When asked why I did something, I’ll often say “For sheeps and whistles” instead of “Shits and giggles”…I’ve been known to say “Oh, foghat” and “Farfignugen!” if I’m in school and there’s an administrator passing by. Instead of saying “Sh*t!” or…the other one that starts with an ‘f’…"I’ll say ‘Christ on a crouton!’ which I picked up from my Irish-American grandmother, along with the infamous “Jesus Christ, Mary, and Joseph!”. I also say “Balzac!” instead of “Damn!” if i’m around little kids.

Wow! I’m so impressed that some of you actually use phrases like “Great Ceasar’s Ghost!” and “Jumping Jehosaphat!” I definitely need to expand my repetoire of non-cursing curses.

For those of you who’ve spent time in non-English speaking countries, are there not-quite-profanities that get used often? Does Japanese have the equivalent of “Rats!” or “Darn!,” for example?

My personal fallback is “Great Shades of Elvis!”

Works pretty well and severely confuses the listener.

Crelm!

Well, “By Lucifer’s Beard!” and “Pie Jesu!” work for me, occasionally. Which is kind of odd, really. Seeing as how I’m an athiest.

“Ra” or “Thor damn it!” can do in a pinch, though. And “Smeg” and “Smeg off!” work wonders.

And, as an American, I can use “Bugger!” without fear of reproach, or even comprehension.
Ranchoth

Gotterdamerung!

No Problem - Just make an appointment - preferably after Luncheon and before Tiffin!

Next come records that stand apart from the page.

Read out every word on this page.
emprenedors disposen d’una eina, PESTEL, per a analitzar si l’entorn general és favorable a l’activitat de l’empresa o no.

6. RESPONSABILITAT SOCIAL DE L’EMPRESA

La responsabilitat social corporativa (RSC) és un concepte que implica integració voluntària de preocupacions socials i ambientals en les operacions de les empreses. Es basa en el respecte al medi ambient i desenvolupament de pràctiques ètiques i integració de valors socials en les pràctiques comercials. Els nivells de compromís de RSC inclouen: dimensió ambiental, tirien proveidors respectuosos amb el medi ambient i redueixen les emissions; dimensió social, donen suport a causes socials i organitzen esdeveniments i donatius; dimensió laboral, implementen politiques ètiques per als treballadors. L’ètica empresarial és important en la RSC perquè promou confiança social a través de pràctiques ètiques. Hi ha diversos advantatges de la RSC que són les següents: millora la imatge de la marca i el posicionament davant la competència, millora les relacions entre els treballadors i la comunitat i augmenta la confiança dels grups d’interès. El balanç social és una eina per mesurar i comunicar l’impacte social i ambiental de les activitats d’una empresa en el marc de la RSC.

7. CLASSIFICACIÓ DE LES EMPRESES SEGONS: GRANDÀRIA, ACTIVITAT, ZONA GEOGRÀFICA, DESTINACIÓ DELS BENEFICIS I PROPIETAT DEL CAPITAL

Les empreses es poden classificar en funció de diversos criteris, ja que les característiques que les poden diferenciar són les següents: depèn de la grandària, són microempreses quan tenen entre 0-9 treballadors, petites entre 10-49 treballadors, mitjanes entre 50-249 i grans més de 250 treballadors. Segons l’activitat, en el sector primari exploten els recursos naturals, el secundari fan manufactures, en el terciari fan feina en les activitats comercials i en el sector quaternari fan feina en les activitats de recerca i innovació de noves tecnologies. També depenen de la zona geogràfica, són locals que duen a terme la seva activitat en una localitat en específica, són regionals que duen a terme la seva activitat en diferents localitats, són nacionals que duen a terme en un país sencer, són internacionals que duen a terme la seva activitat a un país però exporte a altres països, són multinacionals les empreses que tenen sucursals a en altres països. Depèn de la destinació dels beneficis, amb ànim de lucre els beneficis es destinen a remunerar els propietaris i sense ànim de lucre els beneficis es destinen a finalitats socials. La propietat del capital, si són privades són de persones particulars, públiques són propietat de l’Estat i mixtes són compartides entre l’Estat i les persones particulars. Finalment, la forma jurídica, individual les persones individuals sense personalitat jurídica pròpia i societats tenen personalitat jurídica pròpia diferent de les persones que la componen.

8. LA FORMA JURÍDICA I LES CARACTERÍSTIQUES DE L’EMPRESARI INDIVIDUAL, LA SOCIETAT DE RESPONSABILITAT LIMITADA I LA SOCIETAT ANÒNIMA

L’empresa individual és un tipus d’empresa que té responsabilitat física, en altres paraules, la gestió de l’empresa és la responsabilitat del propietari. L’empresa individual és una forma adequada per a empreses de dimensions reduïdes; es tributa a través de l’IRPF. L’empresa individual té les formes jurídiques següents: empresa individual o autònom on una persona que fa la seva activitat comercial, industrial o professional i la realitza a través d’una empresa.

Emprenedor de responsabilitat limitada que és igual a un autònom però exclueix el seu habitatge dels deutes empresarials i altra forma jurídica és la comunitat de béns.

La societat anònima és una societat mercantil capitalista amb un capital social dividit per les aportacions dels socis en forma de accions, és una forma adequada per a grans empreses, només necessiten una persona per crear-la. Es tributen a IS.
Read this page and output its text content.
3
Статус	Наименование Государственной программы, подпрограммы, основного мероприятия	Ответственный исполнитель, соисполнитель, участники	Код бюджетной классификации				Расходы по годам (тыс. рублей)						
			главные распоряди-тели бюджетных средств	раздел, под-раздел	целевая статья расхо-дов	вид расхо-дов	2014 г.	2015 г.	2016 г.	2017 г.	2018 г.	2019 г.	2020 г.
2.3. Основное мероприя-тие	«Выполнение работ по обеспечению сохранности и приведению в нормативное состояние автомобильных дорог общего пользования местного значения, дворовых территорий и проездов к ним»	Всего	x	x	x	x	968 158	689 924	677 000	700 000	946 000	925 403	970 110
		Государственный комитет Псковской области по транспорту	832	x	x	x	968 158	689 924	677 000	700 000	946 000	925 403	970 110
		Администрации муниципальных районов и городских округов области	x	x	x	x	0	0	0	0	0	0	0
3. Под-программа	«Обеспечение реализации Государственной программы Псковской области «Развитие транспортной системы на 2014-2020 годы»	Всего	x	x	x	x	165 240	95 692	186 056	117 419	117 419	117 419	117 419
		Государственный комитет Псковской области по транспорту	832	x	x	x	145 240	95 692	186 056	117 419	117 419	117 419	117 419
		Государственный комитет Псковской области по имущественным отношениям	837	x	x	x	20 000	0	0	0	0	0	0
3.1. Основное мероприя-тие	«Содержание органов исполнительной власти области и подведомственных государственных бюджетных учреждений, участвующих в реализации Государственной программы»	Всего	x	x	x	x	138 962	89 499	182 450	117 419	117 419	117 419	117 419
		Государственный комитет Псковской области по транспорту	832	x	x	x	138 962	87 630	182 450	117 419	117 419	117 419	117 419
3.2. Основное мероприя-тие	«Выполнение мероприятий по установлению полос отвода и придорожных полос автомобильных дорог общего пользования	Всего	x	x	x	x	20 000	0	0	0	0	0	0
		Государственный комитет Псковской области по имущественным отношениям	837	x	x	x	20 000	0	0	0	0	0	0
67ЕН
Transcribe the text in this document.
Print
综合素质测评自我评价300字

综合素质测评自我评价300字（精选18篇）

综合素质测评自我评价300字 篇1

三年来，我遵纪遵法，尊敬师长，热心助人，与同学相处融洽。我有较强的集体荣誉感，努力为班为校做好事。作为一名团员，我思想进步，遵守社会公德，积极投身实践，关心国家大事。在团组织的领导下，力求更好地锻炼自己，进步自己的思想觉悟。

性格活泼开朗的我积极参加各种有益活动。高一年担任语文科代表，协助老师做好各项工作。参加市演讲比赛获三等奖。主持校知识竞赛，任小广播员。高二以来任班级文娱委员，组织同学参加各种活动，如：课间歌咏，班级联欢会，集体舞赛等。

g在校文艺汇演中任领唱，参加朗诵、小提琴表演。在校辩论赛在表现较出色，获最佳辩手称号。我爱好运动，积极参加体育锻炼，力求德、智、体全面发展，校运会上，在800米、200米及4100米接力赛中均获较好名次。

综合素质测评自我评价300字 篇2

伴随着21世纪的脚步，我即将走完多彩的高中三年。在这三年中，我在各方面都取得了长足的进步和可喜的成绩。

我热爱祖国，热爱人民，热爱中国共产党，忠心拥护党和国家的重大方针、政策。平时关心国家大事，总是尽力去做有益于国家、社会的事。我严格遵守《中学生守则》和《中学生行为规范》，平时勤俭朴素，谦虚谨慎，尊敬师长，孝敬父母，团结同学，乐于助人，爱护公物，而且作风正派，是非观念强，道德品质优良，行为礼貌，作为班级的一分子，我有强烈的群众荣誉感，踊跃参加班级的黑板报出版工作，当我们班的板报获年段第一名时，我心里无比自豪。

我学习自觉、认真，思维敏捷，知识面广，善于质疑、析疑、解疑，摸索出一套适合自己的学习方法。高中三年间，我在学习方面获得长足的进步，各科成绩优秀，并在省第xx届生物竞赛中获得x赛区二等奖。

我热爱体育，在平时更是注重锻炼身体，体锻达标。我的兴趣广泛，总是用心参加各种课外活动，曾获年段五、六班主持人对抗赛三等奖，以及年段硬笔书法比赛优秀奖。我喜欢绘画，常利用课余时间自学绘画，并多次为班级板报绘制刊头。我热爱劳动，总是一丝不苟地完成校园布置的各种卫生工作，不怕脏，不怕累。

Failing that, pop round after elevenses!:wink:

This is close to the word I use. “Fudruckers” It’s the name of a burger joint my parents used to take me to when I was a kid.

FRIGATE!!

“Fershlugginer” usually works for me.

Dad blammit!

hm…
i just usually swear, most people i know are not offended by the casual misuse of the name of the lord, or by the occasional expletive…
however i find the following useful from time to time…
oh ffffff…ar away! (or ffff…ar out, ffff…ried chicken etc etc)
Bugger it/me/him/them… (this is not considered rude in this country… it’s even in an ad on tv)
Well knock me dead and call me Charlie
Kiss my Thistle (got that from my mother, she’s a scot who disapproves of the word “ass”)

I also curse in swedish, german (all those brittle consonants, it’s great!), and occasionally in russian.

Mr. Snicks often tells of a former secondary school teacher, who after touching the very hot burned-out bulb of an overhead projecter to change it, yelled

“Bad Words! Really bad words!”

It’s one of his favorite replacements.

He also likes Poopy or Poop. Not elegant, but he says that one cannot say it and not smile, so it goes a little bit towards rectifying bad situations.
Snicks

Snickers: That reminds me of the first episode of The Young Ones (“Demolition”). Neil picks up a large pot of lentil casserole from the stove.

:smiley:

I like Shazbot! You can use it in place of pretty much anything. :stuck_out_tongue:

Pantload.

I tend to use “crud,” “s-o-l” meaning “sorry out of luck” for my kids (that one required a think fast one day).

Dang, freak, and alot of little gggrrrrs along the way.

My usual “replacement” words and phrases are “Oh googlymoog!” “Alphabeta!” “Rastelhump!” “Filthin-flarin-foul-filth!” (a tip of the hat to Bill Cosby) and “Stinkin’” (i.e. “Then the stinkin’ idiot cuts me off again!” “Oooh, you stinkin’ copier, you ate my rastelhumpin’ paper! Alphabeta!”)

MOTHER OF PEARL!!!

I’m another “MOTHER OF PEARL!!!” user.

Also:
“Oh, my Sainted Aunt!”

And:
My siblings & I used the phrase “You Schmoo!” as a slur.